Neural-Fly: the deep-learning algorithm that teaches drones to handle wind in all conditions
The algorithm in question has the ability to literally “train” the aircraft in just twelve minutes of flight time, in which an onboard computer records data in six different wind conditions. Neural-Fly is described in detail in the study published May 4 in Science Robotics and edited by author Soon-Jo Chung, Professor of Aerospace and Control and Dynamical Systems and Jet Propulsion Laboratory Research Scientist. The project originated and was tested inside the Caltech Center using a Real Weather Wind Tunnel, supported by more than 1,200 computer-controlled fans in order to simulate every minute detail.
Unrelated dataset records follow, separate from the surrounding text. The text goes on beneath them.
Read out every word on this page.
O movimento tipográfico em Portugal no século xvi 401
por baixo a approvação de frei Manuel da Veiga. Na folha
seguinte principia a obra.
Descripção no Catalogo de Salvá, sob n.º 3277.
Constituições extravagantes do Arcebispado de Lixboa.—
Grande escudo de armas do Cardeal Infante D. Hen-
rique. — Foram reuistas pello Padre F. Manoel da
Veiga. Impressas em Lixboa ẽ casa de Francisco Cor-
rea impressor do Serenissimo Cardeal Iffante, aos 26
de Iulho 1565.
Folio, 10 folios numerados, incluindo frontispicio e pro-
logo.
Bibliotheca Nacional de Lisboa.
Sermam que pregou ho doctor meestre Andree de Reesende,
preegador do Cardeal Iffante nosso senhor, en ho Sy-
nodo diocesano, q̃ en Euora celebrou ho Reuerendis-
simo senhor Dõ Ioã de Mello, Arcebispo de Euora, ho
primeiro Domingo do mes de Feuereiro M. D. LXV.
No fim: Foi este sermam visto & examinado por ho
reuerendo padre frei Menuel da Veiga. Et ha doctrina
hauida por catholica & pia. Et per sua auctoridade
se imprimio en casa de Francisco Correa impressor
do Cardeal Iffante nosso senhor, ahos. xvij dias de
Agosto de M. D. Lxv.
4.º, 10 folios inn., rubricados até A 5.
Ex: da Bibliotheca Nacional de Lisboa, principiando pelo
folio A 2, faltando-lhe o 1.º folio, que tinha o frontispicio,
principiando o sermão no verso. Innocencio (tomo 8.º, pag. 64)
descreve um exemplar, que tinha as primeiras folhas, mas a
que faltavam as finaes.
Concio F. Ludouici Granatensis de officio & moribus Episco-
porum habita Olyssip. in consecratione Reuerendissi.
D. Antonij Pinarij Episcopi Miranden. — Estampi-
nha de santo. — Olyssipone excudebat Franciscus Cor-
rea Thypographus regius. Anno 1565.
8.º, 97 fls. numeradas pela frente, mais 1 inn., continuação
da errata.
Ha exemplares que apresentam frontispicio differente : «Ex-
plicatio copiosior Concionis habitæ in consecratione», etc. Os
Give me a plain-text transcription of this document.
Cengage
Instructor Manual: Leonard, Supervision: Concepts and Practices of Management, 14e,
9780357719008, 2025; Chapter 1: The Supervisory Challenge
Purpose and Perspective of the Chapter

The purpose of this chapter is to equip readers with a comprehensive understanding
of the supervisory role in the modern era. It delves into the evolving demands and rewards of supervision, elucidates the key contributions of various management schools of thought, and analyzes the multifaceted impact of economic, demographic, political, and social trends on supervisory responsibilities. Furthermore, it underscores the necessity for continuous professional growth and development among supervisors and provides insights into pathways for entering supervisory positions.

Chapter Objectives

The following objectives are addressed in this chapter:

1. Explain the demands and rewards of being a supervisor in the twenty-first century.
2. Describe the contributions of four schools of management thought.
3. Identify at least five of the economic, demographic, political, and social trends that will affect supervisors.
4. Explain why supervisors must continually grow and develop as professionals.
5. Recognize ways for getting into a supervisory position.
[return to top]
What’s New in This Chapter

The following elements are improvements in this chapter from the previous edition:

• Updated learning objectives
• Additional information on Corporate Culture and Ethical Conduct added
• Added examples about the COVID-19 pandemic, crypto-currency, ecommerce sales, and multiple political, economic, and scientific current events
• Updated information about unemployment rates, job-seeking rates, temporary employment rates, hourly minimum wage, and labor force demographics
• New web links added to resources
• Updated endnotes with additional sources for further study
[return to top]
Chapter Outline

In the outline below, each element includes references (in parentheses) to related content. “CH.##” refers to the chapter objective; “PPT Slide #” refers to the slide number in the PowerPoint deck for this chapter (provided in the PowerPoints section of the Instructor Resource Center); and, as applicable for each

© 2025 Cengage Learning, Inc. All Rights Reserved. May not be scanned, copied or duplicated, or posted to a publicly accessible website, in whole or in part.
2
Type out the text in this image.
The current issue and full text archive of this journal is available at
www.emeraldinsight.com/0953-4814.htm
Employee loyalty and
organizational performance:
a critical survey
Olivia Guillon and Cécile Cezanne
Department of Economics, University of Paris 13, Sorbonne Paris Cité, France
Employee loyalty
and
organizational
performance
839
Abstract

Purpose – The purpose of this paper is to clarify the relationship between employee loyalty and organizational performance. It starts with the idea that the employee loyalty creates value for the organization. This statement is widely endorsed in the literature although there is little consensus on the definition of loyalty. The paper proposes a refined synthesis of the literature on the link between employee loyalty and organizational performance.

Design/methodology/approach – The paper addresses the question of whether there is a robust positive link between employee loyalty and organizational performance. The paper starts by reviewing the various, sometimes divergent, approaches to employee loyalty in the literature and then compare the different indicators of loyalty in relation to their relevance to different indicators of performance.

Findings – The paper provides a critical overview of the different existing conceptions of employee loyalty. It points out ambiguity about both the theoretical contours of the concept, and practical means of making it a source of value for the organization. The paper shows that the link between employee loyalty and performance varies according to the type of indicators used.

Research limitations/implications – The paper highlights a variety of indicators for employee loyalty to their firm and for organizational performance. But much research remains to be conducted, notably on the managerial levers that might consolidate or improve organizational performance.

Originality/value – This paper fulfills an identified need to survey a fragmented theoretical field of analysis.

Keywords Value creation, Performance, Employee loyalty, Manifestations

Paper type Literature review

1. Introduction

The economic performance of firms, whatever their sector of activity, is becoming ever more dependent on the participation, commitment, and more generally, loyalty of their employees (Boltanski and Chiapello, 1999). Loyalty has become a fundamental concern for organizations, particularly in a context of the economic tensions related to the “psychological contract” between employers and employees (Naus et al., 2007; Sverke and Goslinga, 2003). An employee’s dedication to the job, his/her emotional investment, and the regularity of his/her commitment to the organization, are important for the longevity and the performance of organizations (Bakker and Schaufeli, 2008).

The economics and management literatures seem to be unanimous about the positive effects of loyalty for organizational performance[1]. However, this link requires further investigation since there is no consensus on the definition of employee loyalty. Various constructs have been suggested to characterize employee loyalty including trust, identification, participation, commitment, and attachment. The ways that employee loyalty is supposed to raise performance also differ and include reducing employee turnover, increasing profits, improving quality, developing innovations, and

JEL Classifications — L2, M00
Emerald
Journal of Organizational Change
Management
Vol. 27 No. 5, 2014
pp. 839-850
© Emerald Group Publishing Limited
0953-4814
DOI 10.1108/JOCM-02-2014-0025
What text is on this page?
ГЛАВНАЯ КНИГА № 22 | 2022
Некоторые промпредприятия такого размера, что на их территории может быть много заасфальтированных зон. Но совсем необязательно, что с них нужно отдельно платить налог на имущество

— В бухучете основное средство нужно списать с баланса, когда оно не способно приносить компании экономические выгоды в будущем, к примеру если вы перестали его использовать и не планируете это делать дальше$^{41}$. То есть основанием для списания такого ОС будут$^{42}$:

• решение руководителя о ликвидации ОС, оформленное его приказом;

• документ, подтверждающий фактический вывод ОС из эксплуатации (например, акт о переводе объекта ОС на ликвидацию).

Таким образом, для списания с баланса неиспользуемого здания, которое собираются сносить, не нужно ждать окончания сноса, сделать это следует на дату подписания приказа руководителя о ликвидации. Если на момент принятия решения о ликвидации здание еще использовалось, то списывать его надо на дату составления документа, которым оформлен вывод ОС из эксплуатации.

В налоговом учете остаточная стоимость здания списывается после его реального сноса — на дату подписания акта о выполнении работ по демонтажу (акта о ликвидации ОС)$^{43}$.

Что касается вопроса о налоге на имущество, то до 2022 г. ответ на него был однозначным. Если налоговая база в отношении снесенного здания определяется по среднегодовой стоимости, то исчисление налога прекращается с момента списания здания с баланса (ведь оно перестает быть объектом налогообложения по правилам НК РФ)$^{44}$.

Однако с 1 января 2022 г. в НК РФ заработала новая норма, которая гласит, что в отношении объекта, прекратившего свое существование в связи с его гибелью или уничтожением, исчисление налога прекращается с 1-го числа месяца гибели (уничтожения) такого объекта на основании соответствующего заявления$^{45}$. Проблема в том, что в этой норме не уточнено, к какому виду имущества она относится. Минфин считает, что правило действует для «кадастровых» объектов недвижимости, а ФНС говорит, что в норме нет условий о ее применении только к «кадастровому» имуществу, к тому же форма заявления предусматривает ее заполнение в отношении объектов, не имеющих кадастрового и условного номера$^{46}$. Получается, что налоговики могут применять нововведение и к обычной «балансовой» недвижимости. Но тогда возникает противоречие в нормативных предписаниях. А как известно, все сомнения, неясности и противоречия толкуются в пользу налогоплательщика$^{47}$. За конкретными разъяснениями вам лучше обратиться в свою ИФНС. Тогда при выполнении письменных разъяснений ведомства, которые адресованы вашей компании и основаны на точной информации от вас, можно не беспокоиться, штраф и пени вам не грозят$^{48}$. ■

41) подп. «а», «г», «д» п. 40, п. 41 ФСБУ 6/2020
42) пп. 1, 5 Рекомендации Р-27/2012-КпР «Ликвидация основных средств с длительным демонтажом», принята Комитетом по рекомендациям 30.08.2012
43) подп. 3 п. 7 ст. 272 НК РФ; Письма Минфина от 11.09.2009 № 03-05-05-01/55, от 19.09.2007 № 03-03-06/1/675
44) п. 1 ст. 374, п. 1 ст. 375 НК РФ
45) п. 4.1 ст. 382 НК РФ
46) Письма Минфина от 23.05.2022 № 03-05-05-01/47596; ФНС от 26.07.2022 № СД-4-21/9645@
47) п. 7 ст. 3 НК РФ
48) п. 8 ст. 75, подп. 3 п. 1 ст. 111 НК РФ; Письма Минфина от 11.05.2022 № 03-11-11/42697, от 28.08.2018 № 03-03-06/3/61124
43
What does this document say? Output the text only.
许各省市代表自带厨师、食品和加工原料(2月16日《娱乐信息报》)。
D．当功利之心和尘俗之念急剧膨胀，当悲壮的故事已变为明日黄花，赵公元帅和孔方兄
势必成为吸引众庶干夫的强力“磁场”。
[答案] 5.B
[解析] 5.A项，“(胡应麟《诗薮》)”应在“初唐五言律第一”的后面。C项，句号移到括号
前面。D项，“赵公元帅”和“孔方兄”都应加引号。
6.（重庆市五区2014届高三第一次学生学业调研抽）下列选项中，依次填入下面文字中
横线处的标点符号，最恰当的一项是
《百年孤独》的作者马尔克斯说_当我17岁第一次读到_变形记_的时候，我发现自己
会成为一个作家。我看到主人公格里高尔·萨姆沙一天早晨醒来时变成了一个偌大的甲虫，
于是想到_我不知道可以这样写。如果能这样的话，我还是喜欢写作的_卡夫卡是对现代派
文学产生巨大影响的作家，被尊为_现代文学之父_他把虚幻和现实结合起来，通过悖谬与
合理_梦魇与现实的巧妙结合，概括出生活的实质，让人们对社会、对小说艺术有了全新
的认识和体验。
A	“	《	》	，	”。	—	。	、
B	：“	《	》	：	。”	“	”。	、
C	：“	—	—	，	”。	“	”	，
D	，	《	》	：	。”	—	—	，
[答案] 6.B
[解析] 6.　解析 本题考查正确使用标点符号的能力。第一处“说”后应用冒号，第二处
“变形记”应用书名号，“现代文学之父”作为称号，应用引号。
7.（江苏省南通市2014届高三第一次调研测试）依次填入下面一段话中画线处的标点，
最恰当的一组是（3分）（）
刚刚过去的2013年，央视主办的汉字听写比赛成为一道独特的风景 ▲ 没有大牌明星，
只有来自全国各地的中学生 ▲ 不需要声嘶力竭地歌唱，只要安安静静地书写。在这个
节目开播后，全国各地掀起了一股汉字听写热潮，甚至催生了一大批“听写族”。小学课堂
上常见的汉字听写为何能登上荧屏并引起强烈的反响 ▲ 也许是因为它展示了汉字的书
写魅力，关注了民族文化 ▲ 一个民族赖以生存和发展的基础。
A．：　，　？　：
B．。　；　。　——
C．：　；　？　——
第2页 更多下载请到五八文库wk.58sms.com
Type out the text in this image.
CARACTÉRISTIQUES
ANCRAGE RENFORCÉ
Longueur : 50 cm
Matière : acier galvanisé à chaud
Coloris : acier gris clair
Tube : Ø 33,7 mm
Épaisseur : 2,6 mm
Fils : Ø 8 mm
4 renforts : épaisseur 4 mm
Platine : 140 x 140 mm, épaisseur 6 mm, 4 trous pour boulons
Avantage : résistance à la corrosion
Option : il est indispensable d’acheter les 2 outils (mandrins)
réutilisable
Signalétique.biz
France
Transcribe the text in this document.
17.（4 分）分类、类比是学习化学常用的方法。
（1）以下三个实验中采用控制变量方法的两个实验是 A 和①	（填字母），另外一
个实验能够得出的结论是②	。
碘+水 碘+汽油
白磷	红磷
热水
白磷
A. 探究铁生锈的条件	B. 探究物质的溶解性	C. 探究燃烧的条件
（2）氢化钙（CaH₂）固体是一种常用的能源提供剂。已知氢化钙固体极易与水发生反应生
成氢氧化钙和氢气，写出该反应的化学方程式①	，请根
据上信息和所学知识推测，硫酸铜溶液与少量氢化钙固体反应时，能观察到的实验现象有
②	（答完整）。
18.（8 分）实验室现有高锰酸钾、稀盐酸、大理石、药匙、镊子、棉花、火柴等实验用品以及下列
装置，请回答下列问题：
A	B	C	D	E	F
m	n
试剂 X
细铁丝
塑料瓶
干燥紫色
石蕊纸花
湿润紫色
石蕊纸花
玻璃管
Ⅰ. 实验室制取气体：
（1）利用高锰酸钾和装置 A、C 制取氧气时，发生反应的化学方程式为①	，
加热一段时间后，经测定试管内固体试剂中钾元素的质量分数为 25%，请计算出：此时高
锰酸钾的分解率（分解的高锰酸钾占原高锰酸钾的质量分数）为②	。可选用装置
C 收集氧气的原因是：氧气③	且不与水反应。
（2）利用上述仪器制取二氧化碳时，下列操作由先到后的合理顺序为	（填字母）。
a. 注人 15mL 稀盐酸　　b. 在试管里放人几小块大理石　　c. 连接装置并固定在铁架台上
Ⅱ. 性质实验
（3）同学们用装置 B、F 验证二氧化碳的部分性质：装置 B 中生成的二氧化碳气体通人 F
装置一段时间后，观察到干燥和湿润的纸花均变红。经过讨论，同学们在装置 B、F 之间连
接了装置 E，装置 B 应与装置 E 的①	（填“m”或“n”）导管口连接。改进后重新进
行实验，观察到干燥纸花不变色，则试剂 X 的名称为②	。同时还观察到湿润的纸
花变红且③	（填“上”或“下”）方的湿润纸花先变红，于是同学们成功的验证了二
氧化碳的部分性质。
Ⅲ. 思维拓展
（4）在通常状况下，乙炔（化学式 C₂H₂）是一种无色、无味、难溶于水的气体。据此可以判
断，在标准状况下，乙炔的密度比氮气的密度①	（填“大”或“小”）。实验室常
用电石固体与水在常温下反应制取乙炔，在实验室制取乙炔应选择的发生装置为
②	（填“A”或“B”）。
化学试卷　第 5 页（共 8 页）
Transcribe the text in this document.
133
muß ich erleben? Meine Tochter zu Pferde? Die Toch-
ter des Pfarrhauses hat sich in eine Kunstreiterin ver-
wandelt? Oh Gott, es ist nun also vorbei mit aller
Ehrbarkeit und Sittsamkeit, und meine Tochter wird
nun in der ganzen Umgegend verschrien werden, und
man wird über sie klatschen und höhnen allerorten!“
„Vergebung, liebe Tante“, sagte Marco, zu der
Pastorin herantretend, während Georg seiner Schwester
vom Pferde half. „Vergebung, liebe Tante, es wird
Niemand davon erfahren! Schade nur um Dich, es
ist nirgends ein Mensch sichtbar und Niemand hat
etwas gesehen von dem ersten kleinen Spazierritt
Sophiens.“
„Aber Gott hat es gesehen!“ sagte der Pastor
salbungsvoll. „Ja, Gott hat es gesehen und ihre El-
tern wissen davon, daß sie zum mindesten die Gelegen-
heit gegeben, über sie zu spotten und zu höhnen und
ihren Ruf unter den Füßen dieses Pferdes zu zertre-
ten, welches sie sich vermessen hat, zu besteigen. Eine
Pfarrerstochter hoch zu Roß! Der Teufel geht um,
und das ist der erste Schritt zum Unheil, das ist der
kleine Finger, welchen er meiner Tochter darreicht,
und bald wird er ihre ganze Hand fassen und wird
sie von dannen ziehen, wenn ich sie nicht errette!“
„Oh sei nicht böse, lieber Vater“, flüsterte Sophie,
According to Chung, the unpredictability of wind and weather conditions has prompted scientists to change their approach and then going to prefer a method of deep learning, through which the drone would learn from previous experiences so as to be able to continuously adapt to flight conditions. Below is a video contribution: https://www.youtube.com/watch?v=TuF9teCZX0U
Neural-Fly, developed in collaboration with Anima Anandkumar, Bren Professor of Computer Science and Mathematical Sciences, and Yisong Yue, Caltech Professor of Computer Science and Mathematical Sciences, is based on systems previously known as Neural-Lander and Neural-Swarm. The former used a deep-learning method to track the drone‘s position and speed as it landed, so it could modify its landing trajectory and rotor speed to achieve the smoothest landing possible; Neural-Swarm, on the other hand, taught drones to fly autonomously in close proximity to each other.
A remarkable step forward, then, towards making uninhabited aerial vehicles (UAVs) safer and able to adapt to as many weather variables as possible.